What is the operating profit of GHC?
According to the latest financial report, Graham holdings company (GHC) reported an Operating Profit of 67.14M with an Operating Margin of 5.25% this period, representing a decline of 17.77% compared to the same period last year. Operating Profit reflects the company's core business efficiency and cost control, making it a key indicator for evaluating operational strength and profitability.
How is GHC's revenue growth?
In the latest financial report, Graham holdings company (GHC) announced revenue of 1.28B, with a Year-Over-Year growth rate of 5.94%. Revenue growth can be driven by product mix changes, market share expansion, price adjustments, or international market penetration. Investors should also monitor gross margin and regional revenue distribution for a comprehensive view of growth quality and sustainability.
How much debt does GHC have?
As of the end of the reporting period, Graham holdings company (GHC) had total debt of 1.17B, with a debt ratio of 0.15. Long-term debt comprises a higher/lower proportion. The level of financial leverage directly impacts the company's capital structure and interest coverage. If debt is high, pay attention to interest expenses and refinancing risks. Conversely, a low-leverage structure indicates greater risk tolerance but potentially less growth flexibility.
How much cash does GHC have?
At the end of the period, Graham holdings company (GHC) held Total Cash and Cash Equivalents of 237.1M, accounting for 0.03 of total assets. Both current and quick ratios indicate robust short-term debt repayment ability. High cash reserves typically mean the company has strong liquidity, supporting operational needs, expansion investments, or shareholder returns.
Does GHC go with three margins increasing?
In the latest report, Graham holdings company (GHC) achieved the “three margins increasing” benchmark, with a gross margin of 29.3%%, operating margin of 5.25%%, and net margin of 9.6%%. This demonstrates improvement in profitability, which is a key signal for fundamental analysis. Investors should consider margin trends alongside other financial indicators to assess GHC's profit trajectory and future growth potential.

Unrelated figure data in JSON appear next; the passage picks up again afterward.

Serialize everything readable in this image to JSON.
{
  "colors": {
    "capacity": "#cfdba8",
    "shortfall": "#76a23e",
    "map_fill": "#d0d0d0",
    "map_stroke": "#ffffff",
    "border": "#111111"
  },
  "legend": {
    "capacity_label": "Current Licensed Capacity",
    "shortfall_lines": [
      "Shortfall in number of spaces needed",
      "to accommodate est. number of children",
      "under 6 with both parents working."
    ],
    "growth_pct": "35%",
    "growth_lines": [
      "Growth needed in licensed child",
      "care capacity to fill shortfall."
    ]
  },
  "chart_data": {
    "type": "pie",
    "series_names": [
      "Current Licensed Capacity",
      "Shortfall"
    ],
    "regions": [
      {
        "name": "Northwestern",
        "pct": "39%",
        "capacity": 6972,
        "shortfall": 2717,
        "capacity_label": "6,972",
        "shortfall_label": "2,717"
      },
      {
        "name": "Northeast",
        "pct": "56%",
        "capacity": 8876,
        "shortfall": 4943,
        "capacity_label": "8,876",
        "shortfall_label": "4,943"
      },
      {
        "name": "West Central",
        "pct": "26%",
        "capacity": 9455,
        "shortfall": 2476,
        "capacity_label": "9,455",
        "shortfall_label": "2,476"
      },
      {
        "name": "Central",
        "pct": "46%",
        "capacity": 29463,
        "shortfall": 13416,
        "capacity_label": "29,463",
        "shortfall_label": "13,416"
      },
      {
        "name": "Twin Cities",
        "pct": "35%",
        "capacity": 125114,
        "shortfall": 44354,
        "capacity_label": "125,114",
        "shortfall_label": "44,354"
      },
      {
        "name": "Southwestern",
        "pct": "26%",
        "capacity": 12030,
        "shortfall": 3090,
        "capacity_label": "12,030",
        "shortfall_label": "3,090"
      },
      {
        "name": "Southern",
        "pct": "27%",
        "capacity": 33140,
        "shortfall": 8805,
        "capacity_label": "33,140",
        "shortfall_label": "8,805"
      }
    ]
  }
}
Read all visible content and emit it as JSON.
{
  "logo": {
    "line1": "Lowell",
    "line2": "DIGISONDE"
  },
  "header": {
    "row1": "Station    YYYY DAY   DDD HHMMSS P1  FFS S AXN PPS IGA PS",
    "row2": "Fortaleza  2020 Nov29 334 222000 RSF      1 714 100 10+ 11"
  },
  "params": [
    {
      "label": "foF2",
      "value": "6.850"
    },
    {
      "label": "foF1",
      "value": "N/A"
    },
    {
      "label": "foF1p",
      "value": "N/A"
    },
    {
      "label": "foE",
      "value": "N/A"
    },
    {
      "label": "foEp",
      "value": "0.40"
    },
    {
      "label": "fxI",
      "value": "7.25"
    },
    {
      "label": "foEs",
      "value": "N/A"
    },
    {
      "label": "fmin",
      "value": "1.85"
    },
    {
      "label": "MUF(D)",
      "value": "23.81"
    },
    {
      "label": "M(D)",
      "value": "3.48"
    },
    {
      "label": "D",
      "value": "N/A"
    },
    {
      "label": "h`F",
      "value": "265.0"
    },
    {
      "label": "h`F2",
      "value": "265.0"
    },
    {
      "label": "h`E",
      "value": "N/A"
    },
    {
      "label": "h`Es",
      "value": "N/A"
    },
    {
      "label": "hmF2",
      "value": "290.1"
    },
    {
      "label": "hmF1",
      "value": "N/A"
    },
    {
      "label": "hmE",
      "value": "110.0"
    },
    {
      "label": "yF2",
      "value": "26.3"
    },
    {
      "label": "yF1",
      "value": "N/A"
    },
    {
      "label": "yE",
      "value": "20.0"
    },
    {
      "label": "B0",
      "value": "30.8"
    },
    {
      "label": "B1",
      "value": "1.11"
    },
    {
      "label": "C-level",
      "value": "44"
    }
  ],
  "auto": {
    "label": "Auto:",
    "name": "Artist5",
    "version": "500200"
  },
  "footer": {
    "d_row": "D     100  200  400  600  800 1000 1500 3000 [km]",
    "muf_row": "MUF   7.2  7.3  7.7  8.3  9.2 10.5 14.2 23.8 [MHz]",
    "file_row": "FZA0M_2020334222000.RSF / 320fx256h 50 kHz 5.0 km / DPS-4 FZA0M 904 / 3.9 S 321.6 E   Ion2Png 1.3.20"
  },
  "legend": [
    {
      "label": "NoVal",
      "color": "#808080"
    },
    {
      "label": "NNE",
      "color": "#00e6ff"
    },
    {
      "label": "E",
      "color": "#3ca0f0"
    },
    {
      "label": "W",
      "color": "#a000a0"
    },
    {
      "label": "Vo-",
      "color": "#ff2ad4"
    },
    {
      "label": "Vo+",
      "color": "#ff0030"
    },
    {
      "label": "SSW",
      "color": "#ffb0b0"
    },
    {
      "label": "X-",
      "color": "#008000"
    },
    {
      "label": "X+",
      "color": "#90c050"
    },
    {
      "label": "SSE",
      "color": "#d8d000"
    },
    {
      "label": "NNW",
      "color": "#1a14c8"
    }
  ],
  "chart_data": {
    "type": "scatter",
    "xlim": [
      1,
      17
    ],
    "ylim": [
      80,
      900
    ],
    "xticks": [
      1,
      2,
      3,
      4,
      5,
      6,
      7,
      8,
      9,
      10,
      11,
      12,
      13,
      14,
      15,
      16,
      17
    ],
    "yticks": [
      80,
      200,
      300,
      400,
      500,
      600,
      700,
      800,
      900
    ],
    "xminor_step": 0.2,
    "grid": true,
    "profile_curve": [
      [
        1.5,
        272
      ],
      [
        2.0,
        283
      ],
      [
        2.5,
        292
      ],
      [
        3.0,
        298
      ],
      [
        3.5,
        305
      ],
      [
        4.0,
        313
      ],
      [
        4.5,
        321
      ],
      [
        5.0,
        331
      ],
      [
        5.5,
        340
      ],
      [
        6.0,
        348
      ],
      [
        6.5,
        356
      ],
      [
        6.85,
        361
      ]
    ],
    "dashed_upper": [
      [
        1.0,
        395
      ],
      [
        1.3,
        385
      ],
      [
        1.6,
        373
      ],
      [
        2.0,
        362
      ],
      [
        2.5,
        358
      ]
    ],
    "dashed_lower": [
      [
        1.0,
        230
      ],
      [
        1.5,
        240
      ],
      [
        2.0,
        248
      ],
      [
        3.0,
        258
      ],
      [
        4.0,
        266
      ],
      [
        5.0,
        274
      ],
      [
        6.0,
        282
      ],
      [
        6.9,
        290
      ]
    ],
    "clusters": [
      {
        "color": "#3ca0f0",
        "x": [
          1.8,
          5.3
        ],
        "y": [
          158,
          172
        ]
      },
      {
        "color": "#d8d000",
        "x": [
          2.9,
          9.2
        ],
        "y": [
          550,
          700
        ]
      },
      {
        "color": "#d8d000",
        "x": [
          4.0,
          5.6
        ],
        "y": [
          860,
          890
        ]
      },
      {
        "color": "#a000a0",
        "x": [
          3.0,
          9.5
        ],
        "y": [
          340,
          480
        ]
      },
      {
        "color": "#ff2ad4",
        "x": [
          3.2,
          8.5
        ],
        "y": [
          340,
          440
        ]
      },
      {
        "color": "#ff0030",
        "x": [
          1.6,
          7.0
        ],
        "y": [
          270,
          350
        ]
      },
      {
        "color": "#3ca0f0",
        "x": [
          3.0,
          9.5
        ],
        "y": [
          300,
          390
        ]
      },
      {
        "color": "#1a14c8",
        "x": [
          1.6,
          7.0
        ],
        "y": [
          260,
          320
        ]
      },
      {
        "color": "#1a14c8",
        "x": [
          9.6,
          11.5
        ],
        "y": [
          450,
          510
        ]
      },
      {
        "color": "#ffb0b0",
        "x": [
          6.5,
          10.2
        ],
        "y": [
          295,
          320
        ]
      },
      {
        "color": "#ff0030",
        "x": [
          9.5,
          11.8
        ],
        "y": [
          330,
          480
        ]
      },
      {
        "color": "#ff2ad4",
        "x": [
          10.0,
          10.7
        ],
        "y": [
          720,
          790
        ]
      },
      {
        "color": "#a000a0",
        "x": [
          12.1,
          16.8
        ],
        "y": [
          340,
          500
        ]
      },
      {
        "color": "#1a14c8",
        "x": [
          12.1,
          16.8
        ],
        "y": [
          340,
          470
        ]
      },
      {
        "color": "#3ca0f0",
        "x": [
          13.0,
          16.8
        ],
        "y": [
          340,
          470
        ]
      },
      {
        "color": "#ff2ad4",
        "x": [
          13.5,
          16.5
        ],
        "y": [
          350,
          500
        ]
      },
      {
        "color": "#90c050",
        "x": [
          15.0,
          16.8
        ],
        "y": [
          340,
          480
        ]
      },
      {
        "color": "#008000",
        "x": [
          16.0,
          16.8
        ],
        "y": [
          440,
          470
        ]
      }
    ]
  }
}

Is GHC's EPS continuing to grow?
According to the past four quarterly reports, Graham holdings company (GHC)'s earnings per share (EPS) shows a steady growth trend, with the latest EPS at 28.19. If EPS continues to rise due to revenue growth and cost optimization, it can support P/E valuation recovery and attract long-term investors.
What is the FCF of GHC?
Graham holdings company (GHC)'s Free Cash Flow (FCF) for the period is 161.75M, calculated as Operating Cash Flow minus Capital Expenditures, representing a fall of 26.29% compared with the previous period. Positive FCF growth provides stable funding for dividends, debt repayment, or strategic acquisitions, and is an important measure of true profitability and shareholder return potential.
What are the PEG ratio and PE ratio of GHC?
The latest valuation data shows Graham holdings company (GHC) has a Price-To-Earnings (PE) ratio of 6.21 and a Price/Earnings-To-Growth (PEG) ratio of 0.04. A PEG below 1 usually suggests the market is underestimating growth potential, while a PEG above 1 indicates high growth expectations are already priced in. Investors should conduct a comprehensive valuation by considering historical growth, market forecasts, and industry cycles.